Walldorf. Europas größter Softwarehersteller SAP will künftig verstärkt auf Künstliche Intelligenz (KI) setzen - und deshalb stark umstrukturieren. Weltweit betrifft das rund 8000 Stellen, wie der Konzern bereits im Januar angekündigt hatte. Nun sickert durch, wie stark Deutschland betroffen sein könnte.
Laut „Handelsblatt“ fallen hierzulande 2600 Stellen weg. Die Zeitung beruft sich auf eine Mail des Europäischen Betriebsrats. SAP beschäftigt in Deutschland rund 25.000 Menschen, den Großteil davon am Stammsitz Walldorf und in St. Leon-Rot.
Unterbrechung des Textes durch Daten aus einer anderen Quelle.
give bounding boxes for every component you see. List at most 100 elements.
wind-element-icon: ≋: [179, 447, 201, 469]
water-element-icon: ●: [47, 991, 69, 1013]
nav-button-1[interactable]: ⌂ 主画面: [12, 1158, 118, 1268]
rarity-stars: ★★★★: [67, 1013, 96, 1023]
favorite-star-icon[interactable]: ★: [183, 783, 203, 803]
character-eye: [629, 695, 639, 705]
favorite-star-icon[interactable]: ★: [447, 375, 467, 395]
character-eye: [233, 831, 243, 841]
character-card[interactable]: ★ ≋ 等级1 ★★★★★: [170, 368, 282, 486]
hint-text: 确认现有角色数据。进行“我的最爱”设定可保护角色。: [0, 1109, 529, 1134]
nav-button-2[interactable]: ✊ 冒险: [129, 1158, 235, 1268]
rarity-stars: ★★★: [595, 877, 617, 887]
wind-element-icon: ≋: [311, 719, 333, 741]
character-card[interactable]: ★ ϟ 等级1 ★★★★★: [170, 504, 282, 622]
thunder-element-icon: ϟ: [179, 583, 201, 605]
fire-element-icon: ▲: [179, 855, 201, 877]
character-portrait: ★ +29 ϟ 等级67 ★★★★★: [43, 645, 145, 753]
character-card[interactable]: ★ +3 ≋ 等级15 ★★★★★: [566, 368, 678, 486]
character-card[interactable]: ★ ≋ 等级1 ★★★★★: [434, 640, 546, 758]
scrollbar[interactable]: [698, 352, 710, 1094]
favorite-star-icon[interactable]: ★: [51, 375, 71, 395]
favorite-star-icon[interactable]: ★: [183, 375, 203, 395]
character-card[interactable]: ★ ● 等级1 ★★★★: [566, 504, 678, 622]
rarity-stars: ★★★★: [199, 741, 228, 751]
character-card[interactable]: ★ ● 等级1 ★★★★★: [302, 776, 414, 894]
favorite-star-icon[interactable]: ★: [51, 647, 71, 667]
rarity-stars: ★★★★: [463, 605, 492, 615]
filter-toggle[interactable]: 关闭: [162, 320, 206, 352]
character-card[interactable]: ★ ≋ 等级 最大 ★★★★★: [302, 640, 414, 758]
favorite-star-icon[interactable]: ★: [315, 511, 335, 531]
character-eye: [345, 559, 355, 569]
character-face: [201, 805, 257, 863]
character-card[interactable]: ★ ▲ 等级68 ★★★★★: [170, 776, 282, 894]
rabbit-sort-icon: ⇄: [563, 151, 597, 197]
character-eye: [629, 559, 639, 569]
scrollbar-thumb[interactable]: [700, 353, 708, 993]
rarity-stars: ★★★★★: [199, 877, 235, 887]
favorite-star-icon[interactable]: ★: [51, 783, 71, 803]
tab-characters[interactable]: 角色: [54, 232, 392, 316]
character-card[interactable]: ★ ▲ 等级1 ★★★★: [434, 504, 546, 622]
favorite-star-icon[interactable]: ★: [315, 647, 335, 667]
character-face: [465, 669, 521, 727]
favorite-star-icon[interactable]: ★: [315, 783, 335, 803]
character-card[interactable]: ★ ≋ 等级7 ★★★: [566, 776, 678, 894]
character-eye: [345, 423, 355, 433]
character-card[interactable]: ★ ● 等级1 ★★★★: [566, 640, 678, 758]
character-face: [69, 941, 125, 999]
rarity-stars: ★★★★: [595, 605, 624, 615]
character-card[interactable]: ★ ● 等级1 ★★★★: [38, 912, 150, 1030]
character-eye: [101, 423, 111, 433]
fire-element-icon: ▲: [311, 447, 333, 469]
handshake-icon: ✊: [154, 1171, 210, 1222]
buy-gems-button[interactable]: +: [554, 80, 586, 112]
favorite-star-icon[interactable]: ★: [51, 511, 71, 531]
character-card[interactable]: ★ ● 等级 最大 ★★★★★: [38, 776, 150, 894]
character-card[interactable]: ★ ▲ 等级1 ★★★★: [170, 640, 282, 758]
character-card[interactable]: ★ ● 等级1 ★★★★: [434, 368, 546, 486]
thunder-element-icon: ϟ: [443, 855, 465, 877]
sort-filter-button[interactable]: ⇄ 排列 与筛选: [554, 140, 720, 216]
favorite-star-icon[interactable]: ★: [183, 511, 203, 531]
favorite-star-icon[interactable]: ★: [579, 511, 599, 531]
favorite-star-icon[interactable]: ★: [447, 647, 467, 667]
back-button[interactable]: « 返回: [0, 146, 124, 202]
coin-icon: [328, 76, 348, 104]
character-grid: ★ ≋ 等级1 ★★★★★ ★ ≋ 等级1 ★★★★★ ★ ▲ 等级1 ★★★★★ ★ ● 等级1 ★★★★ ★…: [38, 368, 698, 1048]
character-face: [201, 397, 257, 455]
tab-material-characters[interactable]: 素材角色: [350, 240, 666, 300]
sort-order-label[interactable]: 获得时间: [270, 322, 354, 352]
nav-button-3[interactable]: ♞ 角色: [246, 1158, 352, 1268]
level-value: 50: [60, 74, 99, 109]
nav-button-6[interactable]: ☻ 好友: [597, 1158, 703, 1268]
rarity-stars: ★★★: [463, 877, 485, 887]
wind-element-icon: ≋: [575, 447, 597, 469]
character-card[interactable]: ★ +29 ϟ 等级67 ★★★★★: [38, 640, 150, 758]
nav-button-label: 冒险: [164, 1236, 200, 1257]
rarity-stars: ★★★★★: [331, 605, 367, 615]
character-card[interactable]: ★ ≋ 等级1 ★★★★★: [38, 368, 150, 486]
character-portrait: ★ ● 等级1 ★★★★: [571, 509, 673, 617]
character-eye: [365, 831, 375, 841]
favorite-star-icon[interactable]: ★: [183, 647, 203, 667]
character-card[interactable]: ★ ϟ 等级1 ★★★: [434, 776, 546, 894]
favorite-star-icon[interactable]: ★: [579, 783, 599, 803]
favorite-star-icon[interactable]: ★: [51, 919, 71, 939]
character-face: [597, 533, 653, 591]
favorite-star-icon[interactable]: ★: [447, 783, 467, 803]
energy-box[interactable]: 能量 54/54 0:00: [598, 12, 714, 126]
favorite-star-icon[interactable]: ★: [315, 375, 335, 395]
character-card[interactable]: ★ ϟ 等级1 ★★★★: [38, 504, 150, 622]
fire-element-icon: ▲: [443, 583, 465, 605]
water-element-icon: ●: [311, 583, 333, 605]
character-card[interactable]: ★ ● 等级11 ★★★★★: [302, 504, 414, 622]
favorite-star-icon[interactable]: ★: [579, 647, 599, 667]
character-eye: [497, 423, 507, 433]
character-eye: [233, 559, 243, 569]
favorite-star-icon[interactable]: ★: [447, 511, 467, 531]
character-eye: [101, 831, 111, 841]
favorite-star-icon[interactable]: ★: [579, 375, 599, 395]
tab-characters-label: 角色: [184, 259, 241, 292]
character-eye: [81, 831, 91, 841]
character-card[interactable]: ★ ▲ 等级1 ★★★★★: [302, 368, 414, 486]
4100 Stellen fallen bei SAP in Europa weg
Entsprechend stark dürften die Einschnitte hier zu spüren sein. Auch in anderen europäischen Ländern sind Kürzungen geplant, im gesamten Verantwortungsbereich des Europäischen Betriebsrats sollen 4100 Stellen gestrichen werden.
SAP hatte bereits 2023 und in den Jahren davor Hunderte Stellen weltweit abgebaut, um sich stärker auf Wachstumsbereiche zu konzentrieren. Dabei sind großzügige Abfindungsprogramme die Regel.
Viele Kolleginnen und Kollegen freuen sich, dass sie vorzeitig und mit guten Konditionen in den Vorruhestand gehen können
Das bestätigt auch Eberhard Schick, Betriebsratsvorsitzender der SAP SE: „Viele Kolleginnen und Kollegen freuen sich, dass sie vorzeitig und mit guten Konditionen in den Vorruhestand gehen können.“ Gleichzeitig gibt er dem Management Forderungen mit auf den Weg. „Für die Kolleginnen und Kollegen, die weiterarbeiten, ist es wichtig, dass es nicht zu erhöhter Belastung führt“, teilt Schick dieser Redaktion mit. „Um den Beschäftigten bei SAP Sicherheit zu geben, ist es wichtig, die Beschäftigungssicherung um zwei Jahre zu verlängern.“
Scharfe Kritik kommt vom Europäischen Betriebsrat. Er sieht in allem lediglich eine Maßnahme zur Kostensenkung - zumal hierzulande vor allem ältere SAPler das Unternehmen verlassen dürften, die in der Regel überdurchschnittlich hohe Gehälter bekommen. Das Management habe die geschäftliche Logik nicht ausreichend begründet und keine genauen Informationen über Ineffizienzen vorgelegt, zitiert das „Handelsblatt“ aus der E-Mail.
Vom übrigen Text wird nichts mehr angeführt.